Entering the exhibition space, I was struck by one of Adeniyi’s largest images, ‘mk Adamu’. It is a portrait of an old Nigerian destitute wearing a large straw hat, who, I am told, lives rough on the streets of Lagos, begging for food. Adamu’s face and hat are dead centre, and fill the frame: he looks out, yet resists engagement. The textures of his face are startlingly clear, his skin lined and wrinkled, his chin pierced with stubble of black, grey and white. There is an implicit dignity in his face. Quietly and without pomp, Adamu transcends his social place; his large straw hat becomes symbolic, evoking the haloes of golden light which crown religious figures in European Renaissance painting. The photograph won the ‘Outstanding Achievement in Photography Award’ (2007), from the International Society of Photographers.

Adeniyi was a war photographer for the British Army in Northern Ireland. Next to ‘Adamu’ is a smaller, asymmetrical, black and white portrait of a soldier in London-Derry. His look is intense, his eyes narrowed, but not hostile. The image resists specificity – the soldier’s face is streaked with camouflage paint, the wedge of background is blurry, and all is cast in timeless black and white – he is the ‘universal soldier’, so to speak.

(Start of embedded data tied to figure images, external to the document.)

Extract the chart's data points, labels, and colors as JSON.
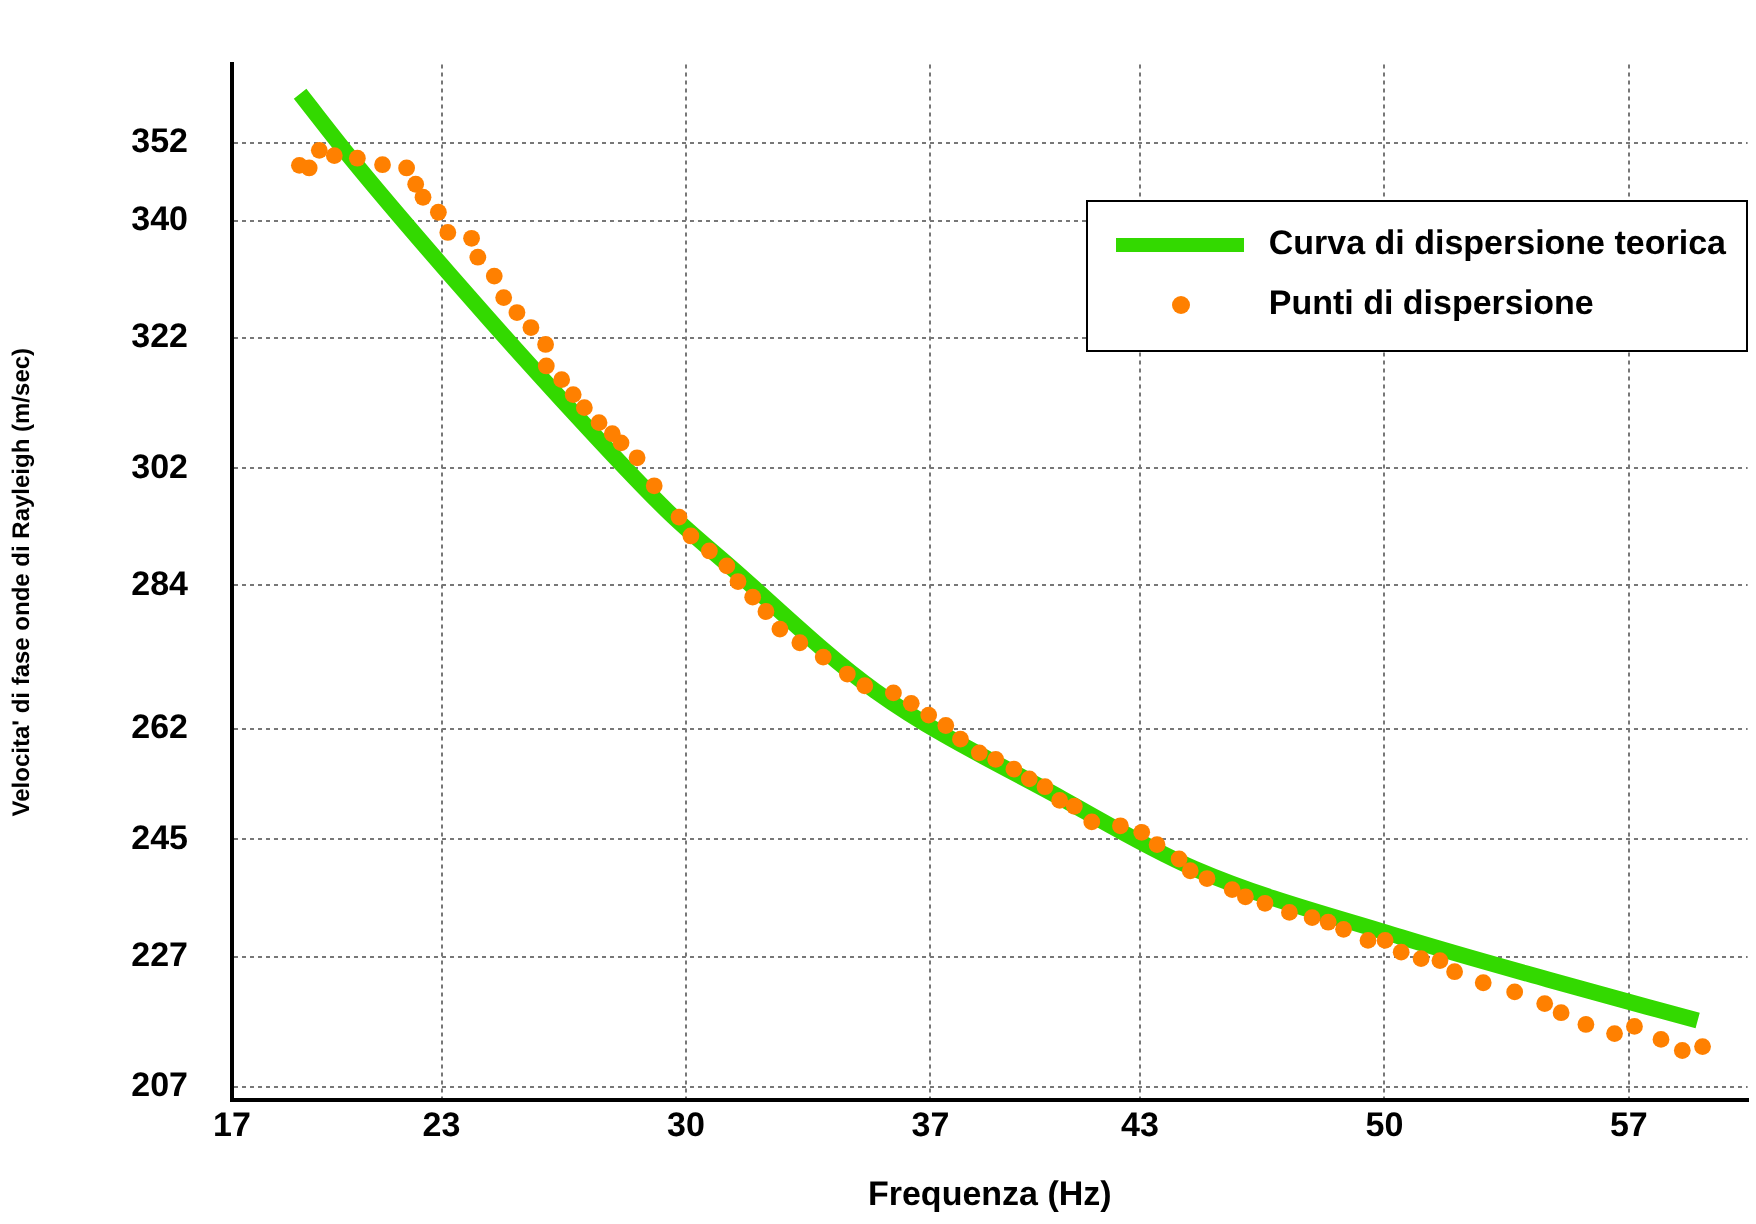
{
  "chart_data": {
    "type": "scatter",
    "xlabel": "Frequenza (Hz)",
    "ylabel": "Velocita' di fase onde di Rayleigh (m/sec)",
    "xlim": [
      17,
      60.4
    ],
    "ylim": [
      205,
      364
    ],
    "xticks": [
      17,
      23,
      30,
      37,
      43,
      50,
      57
    ],
    "yticks": [
      207,
      227,
      245,
      262,
      284,
      302,
      322,
      340,
      352
    ],
    "grid": true,
    "legend": "top right",
    "series": [
      {
        "name": "Curva di dispersione teorica",
        "type": "line",
        "color": "#33d900",
        "marker": "none",
        "line_style": "solid",
        "x": [
          18.95,
          20.45,
          23.6,
          26.46,
          29.51,
          31.22,
          35.42,
          40.76,
          44.57,
          50.48,
          54.68,
          58.97
        ],
        "values": [
          359.5,
          349.3,
          329.5,
          312.4,
          295.2,
          287.1,
          267.8,
          251.3,
          240.5,
          230.0,
          223.5,
          217.2
        ]
      },
      {
        "name": "Punti di dispersione",
        "color": "#ff8000",
        "marker": "circle",
        "x": [
          18.93,
          19.21,
          19.5,
          19.93,
          20.59,
          21.31,
          22.0,
          22.26,
          22.47,
          22.91,
          23.18,
          23.86,
          24.04,
          24.51,
          24.78,
          25.16,
          25.56,
          25.98,
          26.0,
          26.44,
          26.77,
          27.09,
          27.51,
          27.89,
          28.14,
          28.6,
          29.09,
          29.8,
          30.14,
          30.67,
          31.17,
          31.49,
          31.91,
          32.29,
          32.69,
          33.26,
          33.93,
          34.62,
          35.12,
          35.94,
          36.45,
          36.95,
          37.44,
          37.86,
          38.4,
          38.87,
          39.39,
          39.83,
          40.28,
          40.7,
          41.12,
          41.62,
          42.44,
          43.05,
          43.49,
          44.12,
          44.44,
          44.92,
          45.64,
          46.02,
          46.58,
          47.28,
          47.93,
          48.39,
          48.83,
          49.53,
          50.02,
          50.48,
          51.05,
          51.59,
          52.01,
          52.83,
          53.73,
          54.59,
          55.06,
          55.77,
          56.59,
          57.16,
          57.92,
          58.53,
          59.11
        ],
        "values": [
          348.5,
          348.1,
          350.8,
          350.0,
          349.6,
          348.6,
          348.1,
          345.6,
          343.6,
          341.3,
          338.2,
          337.3,
          334.4,
          331.5,
          328.2,
          325.9,
          323.6,
          321.0,
          317.7,
          315.6,
          313.3,
          311.3,
          309.0,
          307.3,
          305.9,
          303.6,
          299.3,
          294.5,
          291.6,
          289.3,
          287.0,
          284.6,
          282.2,
          280.0,
          277.3,
          275.2,
          273.0,
          270.4,
          268.6,
          267.5,
          265.9,
          264.1,
          262.5,
          260.4,
          258.3,
          257.3,
          255.8,
          254.3,
          253.1,
          251.0,
          250.1,
          247.7,
          247.1,
          246.1,
          244.2,
          242.0,
          240.2,
          239.0,
          237.3,
          236.2,
          235.2,
          233.8,
          233.0,
          232.3,
          231.2,
          229.5,
          229.5,
          227.7,
          226.7,
          226.4,
          224.7,
          223.0,
          221.6,
          219.8,
          218.4,
          216.6,
          215.2,
          216.3,
          214.3,
          212.6,
          213.2
        ]
      }
    ]
  }
}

Beside this is ‘Survival’, a colour photograph of a layer of rubbish strewn over grass in Isara-Remo, a town in Nigeria. On first glace, the objects look like strips of cardboard, bits of wood, but they are, in fact, mainly flip-flops. In the absence of a central focus, the eye jumps to the occasional coloured flip-flop, which punctuates the greens and browns. Adeniyi comments: "Isara is a society that just wants to survive for now. Everything in the image could be recycled, but lack of knowledge and the standard of living makes recycling difficult". I felt an uneasy sense of guilt, as though the mass of flip-flops were the remnants, the hangover, of the generic beach holiday.

Round the corner is Konstanty’s work. There is something deeply, indescribably satisfying about his line drawings. They are intricate, delicate, but solid; his lines are perfectly placed. His work has a cartoon quality: facial and bodily features are exaggerated, goblin-like, or grotesquely distorted. In one drawing, a figure squats on the tip of an inescapably phallic creature, as if about to launch into the air. Jack-in-the-box meets sex toy, perhaps. A disturbing sexual theme runs though the illustrations – disturbing, because violent and distorted. Genders are fused, confused, anatomically. What looks like an umbilical cord grows out of the penis of a man into an indefinable beast.

In Konstanty’s work, precision of style jars against shocking, sexual content; a thrilling tension results. As if to enact this artistically, other media is played off the delicate pen. Garish yellow highlighter winds out of the mouth of a half-monster, half-human creature, like some noxious vapour. Flower genitalia are stuck over the mouths of an alien couple having (human) sex; these mouths seem to cry out in a vocal expression of sexual sensation. Georgia O’Keefe’s erotically suggestive flower paintings spring to mind. Konstanty’s work describes the mind in over-drive: its nightmare hallucinations; visions of lurking shadows of the self; sexual ecstasy and torment.

‘The Journey so Far’ is quietly powerful. The work touched an innate, buried sense of western guilt, and of sexual shame and revulsion, within me.